Searching the Longest Common Subsequences of many sequences is called a Multiple Longest Common Subsequence (MLCS) problem which is a very fundamental and challenging problem in many fields of data mining. The existing algorithms cannot be applicable to problems with long and large-scale sequences due to their huge time and space consumption. To efficiently handle large-scale MLCS problems, a Path Recorder Directed Acyclic Graph (PRDAG) model and a novel Path Recorder Algorithm (PRA) are proposed.

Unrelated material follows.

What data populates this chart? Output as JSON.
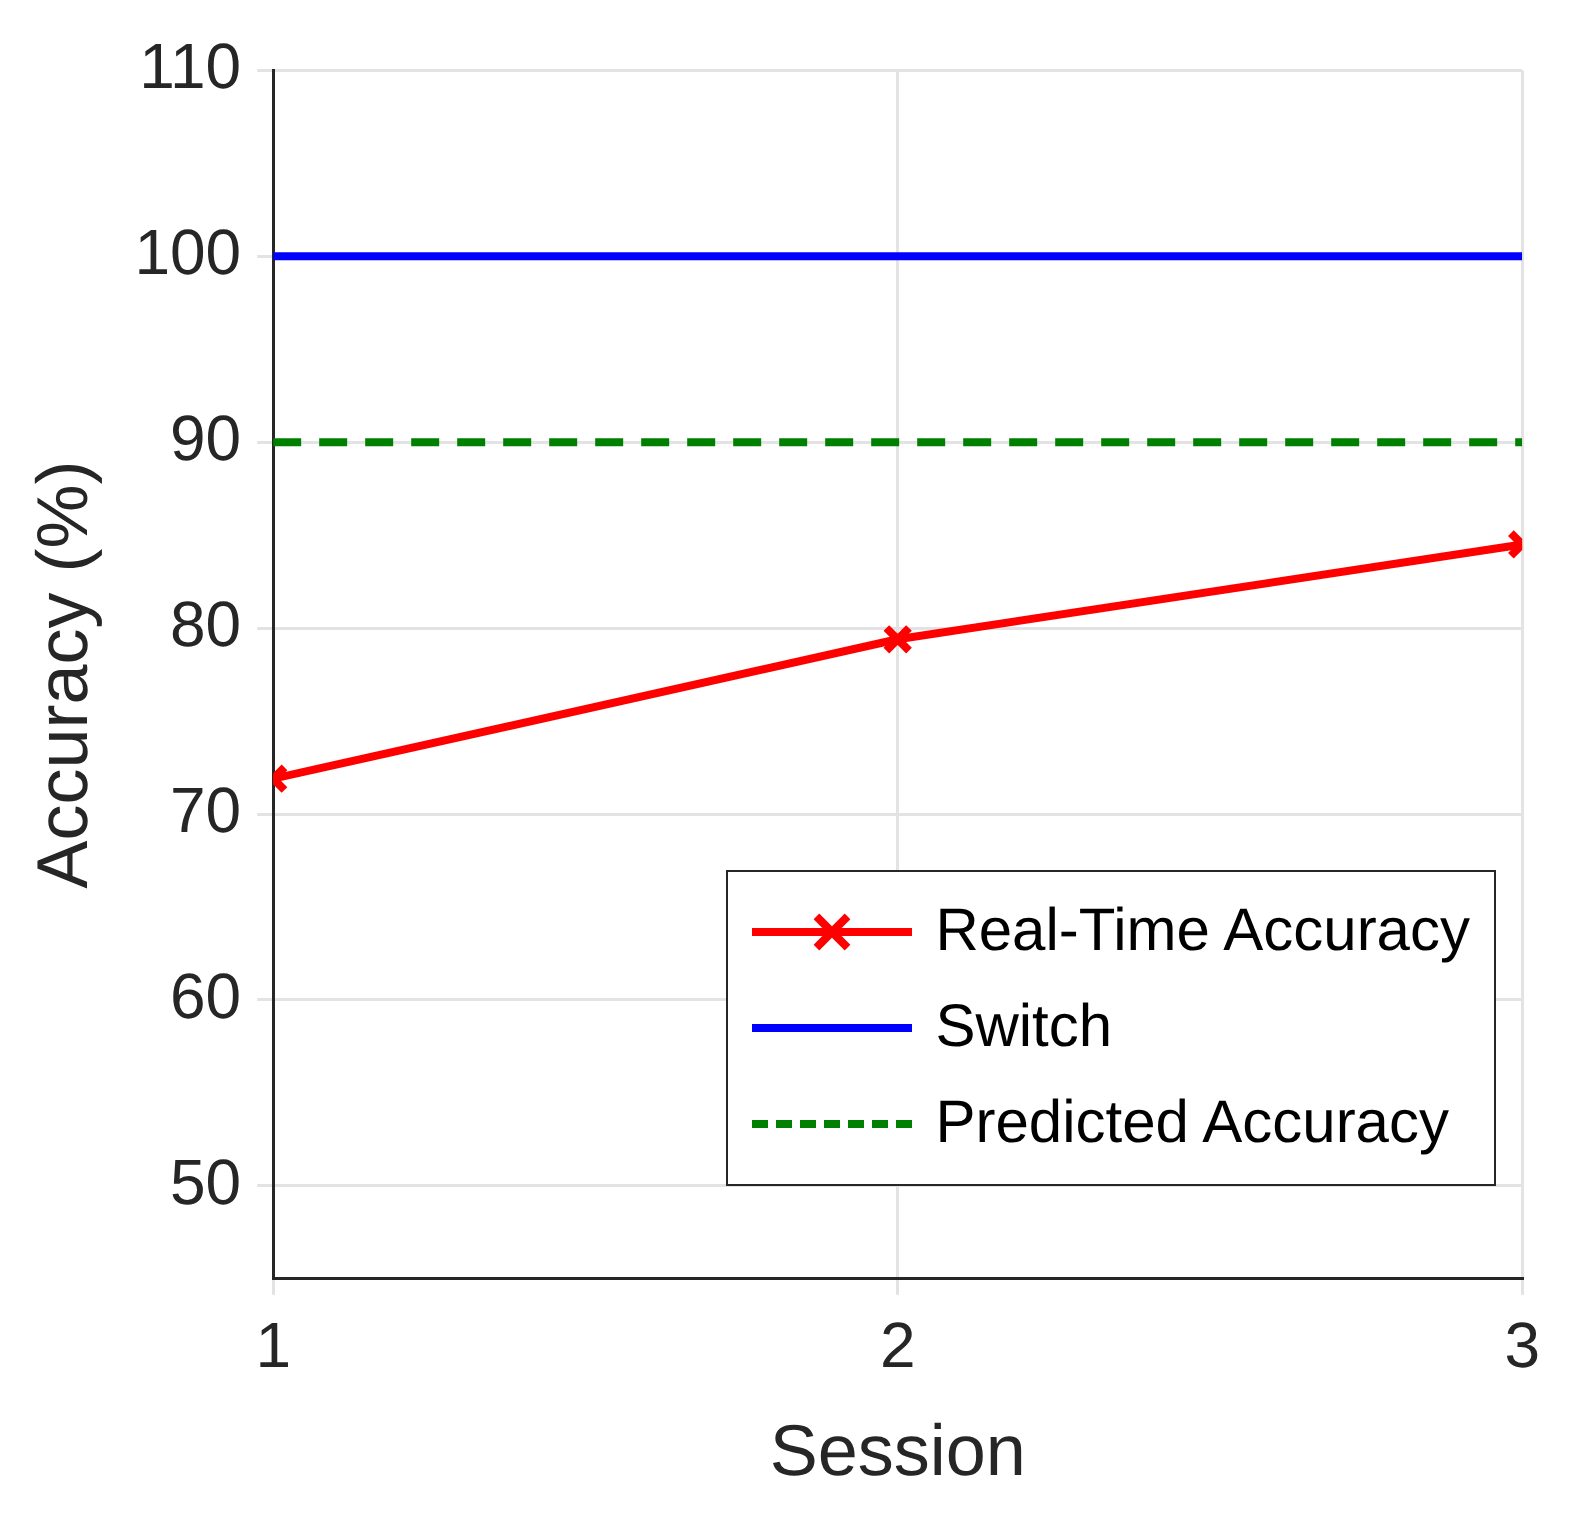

In PRDAG, we transform the MLCS problem into searching the longest path from the Directed Acyclic Graph (DAG), where each longest path in DAG corresponds to an MLCS. To tackle the problem efficiently, we eliminate all redundant and repeated nodes during the construction of DAG, and for each node, we only maintain the longest paths from the source node to it but ignore all non-longest paths. As a result, the size of the DAG becomes very small, and the memory space and search time will be greatly saved. Empirical experiments have been performed on a standard benchmark set of both DNA sequences and protein sequences. The experimental results demonstrate that our model and algorithm outperform the related leading algorithms, especially for large-scale MLCS problems.
This program code is written by the first author and can be available at https://www.ncbi.nlm.nih.gov/nuccore and https://blog.csdn.net/wswguilin.
Supplementary data are available at Bioinformatics online.
搜索多个序列的最长公共子序列被称为多重最长公共子序列(MLCS)问题,这是数据挖掘领域的一个非常基本和具有挑战性的问题。由于时间和空间消耗巨大,现有的算法无法应用于长规模和大规模的序列问题。为了有效地处理大规模 MLCS 问题,提出了路径记录有向无环图(PRDAG)模型和一种新的路径记录算法(PRA)。
在 PRDAG 中,我们将 MLCS 问题转化为从有向无环图(DAG)中搜索最长路径,其中 DAG 中的每个最长路径对应一个 MLCS。为了有效地解决这个问题,我们在构建 DAG 时消除了所有冗余和重复的节点,并且对于每个节点,我们只维护从源节点到它的最长路径,而忽略所有非最长路径。因此,DAG 的大小变得非常小,内存空间和搜索时间将大大节省。在 DNA 序列和蛋白质序列的标准基准集上进行了实验。实验结果表明,我们的模型和算法优于相关的领先算法,特别是对于大规模 MLCS 问题。
该程序代码由第一作者编写,可以在 https://www.ncbi.nlm.nih.gov/nuccore 和 https://blog.csdn.net/wswguilin 上获得。
补充数据可在生物信息学在线获得。